Warme Oberflächen und natürliche Töne lassen die Stimmung des Waldes näher an die Terrasse rücken. Foto: djd/www.megawood.com
Holzwerkstoffe verbinden natürliche Optik mit Langlebigkeit
Es gibt dieses besondere Gefühl im Wald: gedämpftes Licht, der erdige Duft, das leise Rascheln von Blättern und eine Ruhe, die sofort langsamer werden lässt.
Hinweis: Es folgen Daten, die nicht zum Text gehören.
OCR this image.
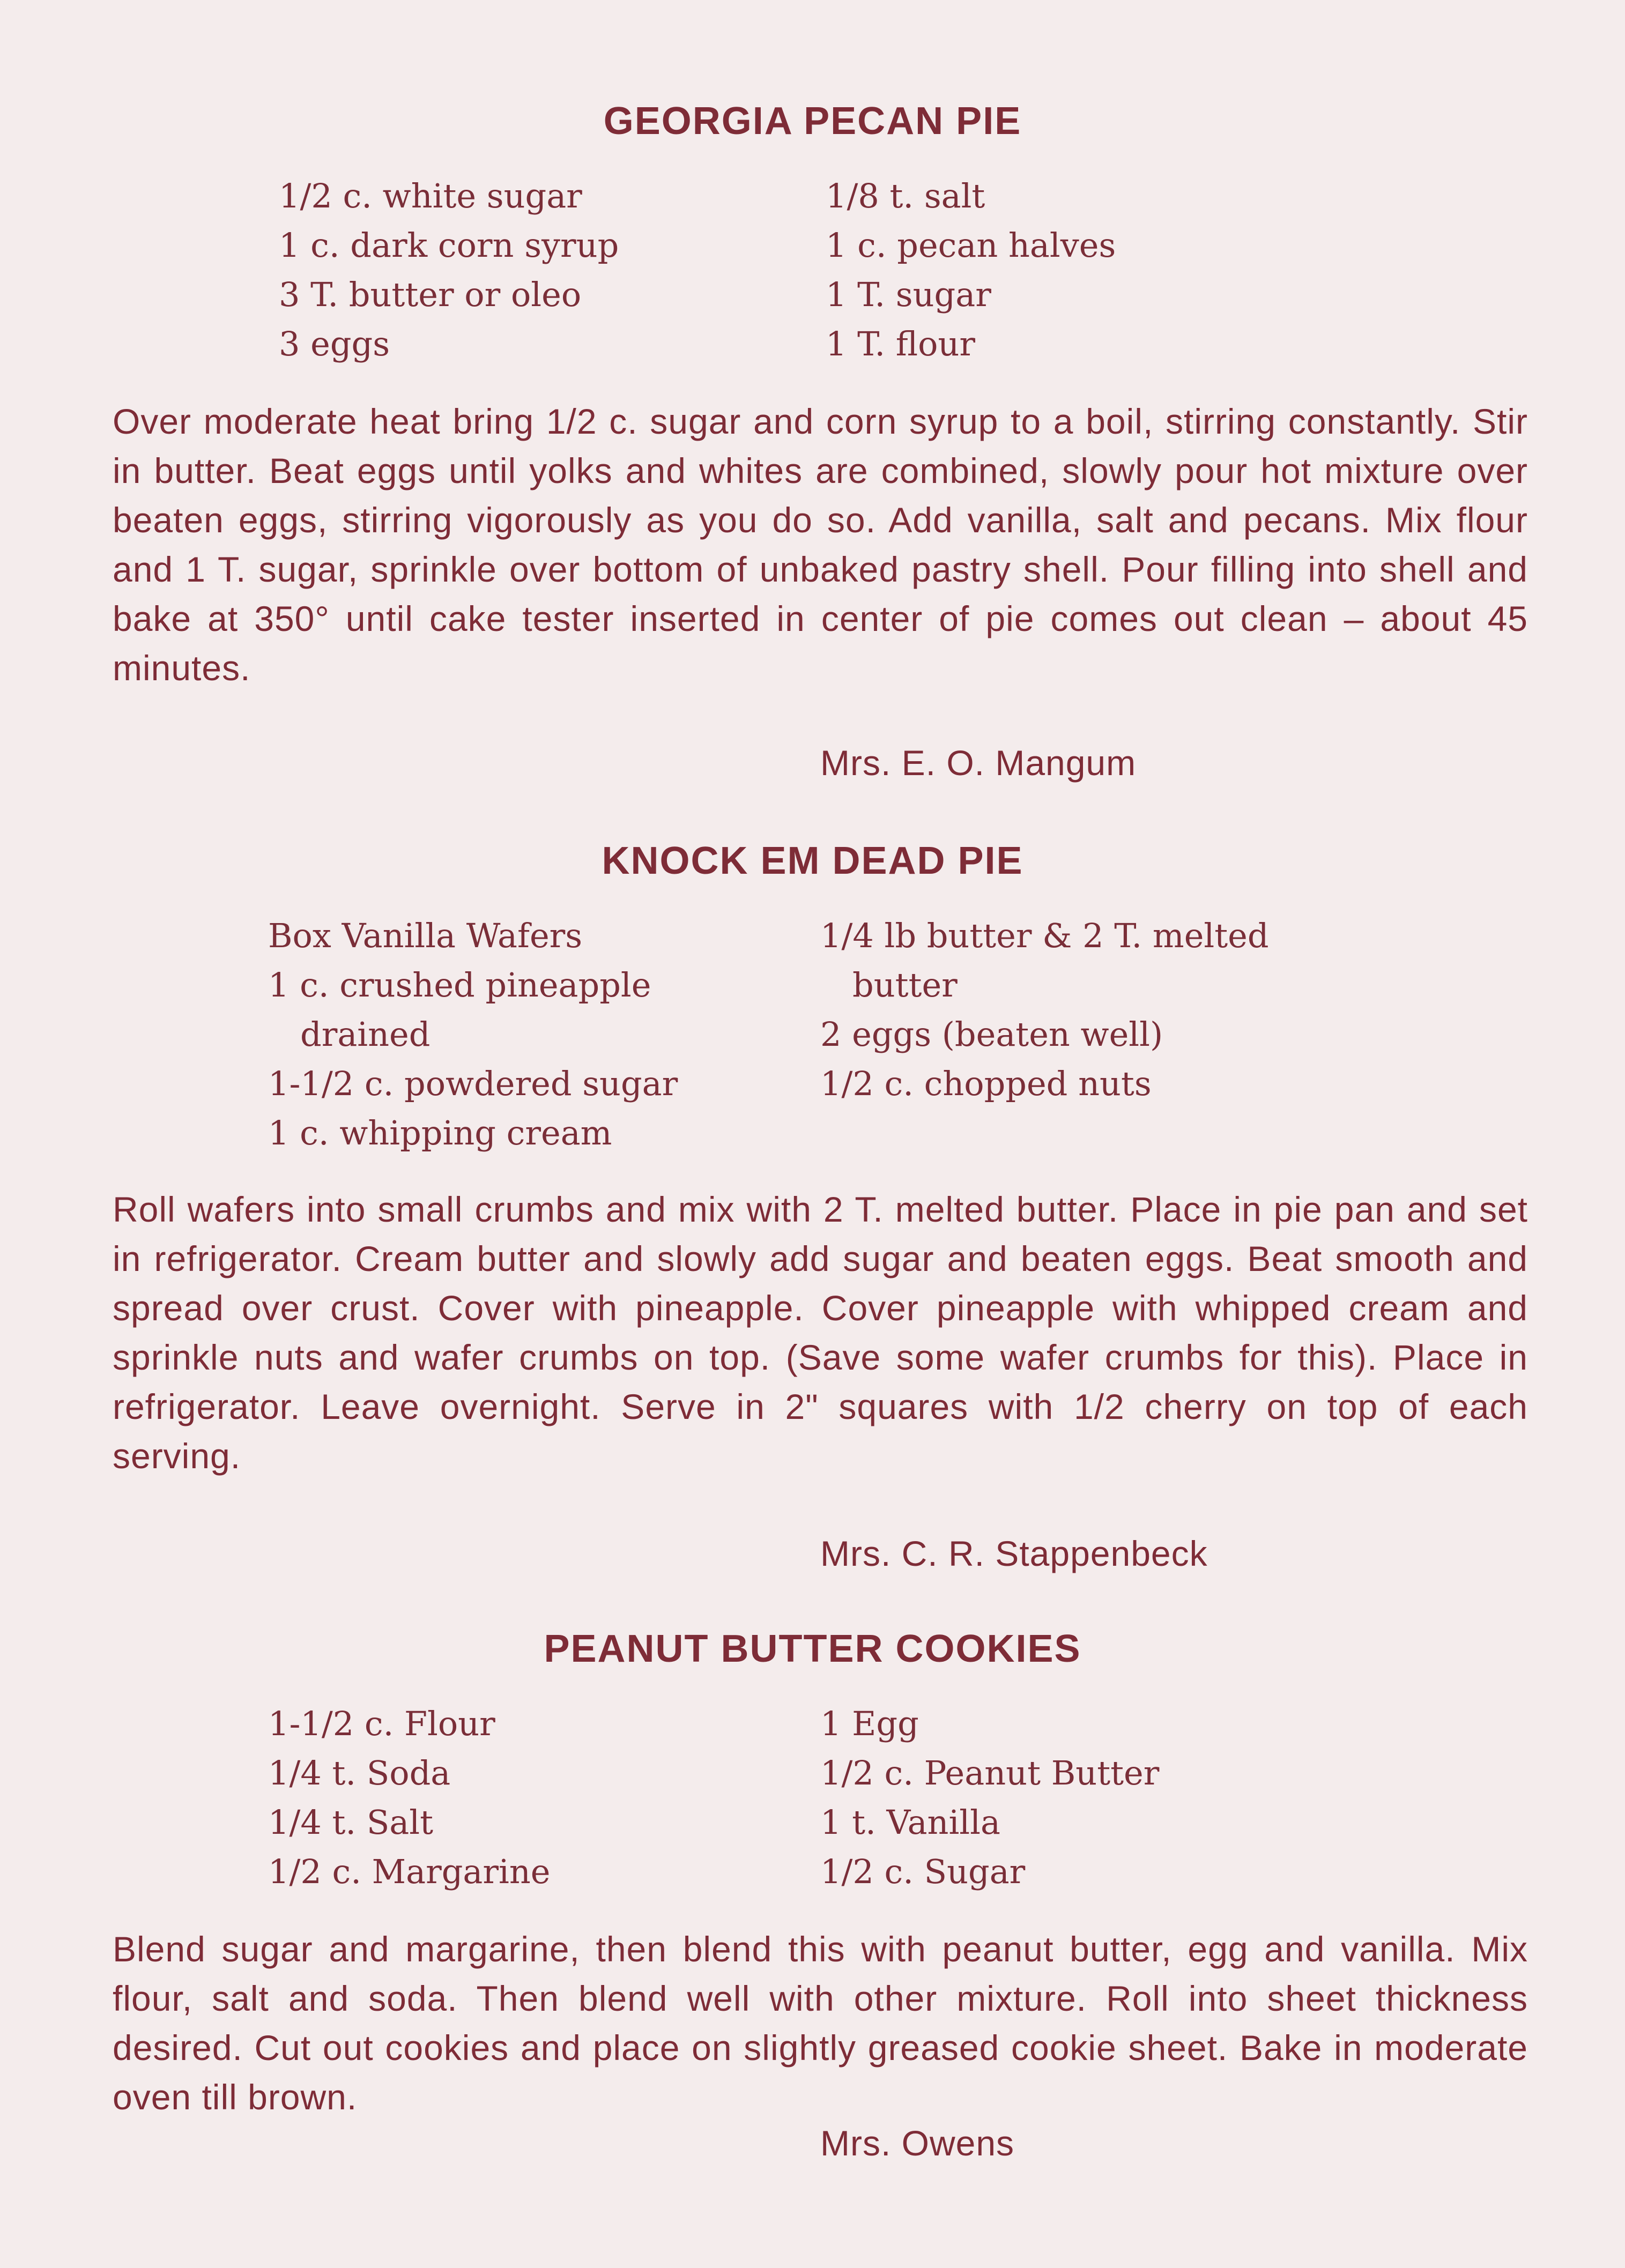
GEORGIA PECAN PIE
1/2 c. white sugar
1 c. dark corn syrup
3 T. butter or oleo
3 eggs
1/8 t. salt
1 c. pecan halves
1 T. sugar
1 T. flour
Over moderate heat bring 1/2 c. sugar and corn syrup to a boil, stirring constantly. Stir in butter. Beat eggs until yolks and whites are combined, slowly pour hot mixture over beaten eggs, stirring vigorously as you do so. Add vanilla, salt and pecans. Mix flour and 1 T. sugar, sprinkle over bottom of unbaked pastry shell. Pour filling into shell and bake at 350° until cake tester inserted in center of pie comes out clean – about 45 minutes.
Mrs. E. O. Mangum
KNOCK EM DEAD PIE
Box Vanilla Wafers
1 c. crushed pineapple
drained
1-1/2 c. powdered sugar
1 c. whipping cream
1/4 lb butter & 2 T. melted
butter
2 eggs (beaten well)
1/2 c. chopped nuts
Roll wafers into small crumbs and mix with 2 T. melted butter. Place in pie pan and set in refrigerator. Cream butter and slowly add sugar and beaten eggs. Beat smooth and spread over crust. Cover with pineapple. Cover pineapple with whipped cream and sprinkle nuts and wafer crumbs on top. (Save some wafer crumbs for this). Place in refrigerator. Leave overnight. Serve in 2" squares with 1/2 cherry on top of each serving.
Mrs. C. R. Stappenbeck
PEANUT BUTTER COOKIES
1-1/2 c. Flour
1/4 t. Soda
1/4 t. Salt
1/2 c. Margarine
1 Egg
1/2 c. Peanut Butter
1 t. Vanilla
1/2 c. Sugar
Blend sugar and margarine, then blend this with peanut butter, egg and vanilla. Mix flour, salt and soda. Then blend well with other mixture. Roll into sheet thickness desired. Cut out cookies and place on slightly greased cookie sheet. Bake in moderate oven till brown.
Mrs. Owens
Wohl kaum etwas verkörpert dieses Gefühl der Naturnähe so sehr wie der Werkstoff Holz. Wer diese Stimmung in den eigenen Garten holen möchte, sucht auf der Terrasse vor allem Materialien, die Natürlichkeit ausstrahlen, ohne im Alltag zu viel Pflege zu verlangen. Genau hier setzen Verbundwerkstoffe an.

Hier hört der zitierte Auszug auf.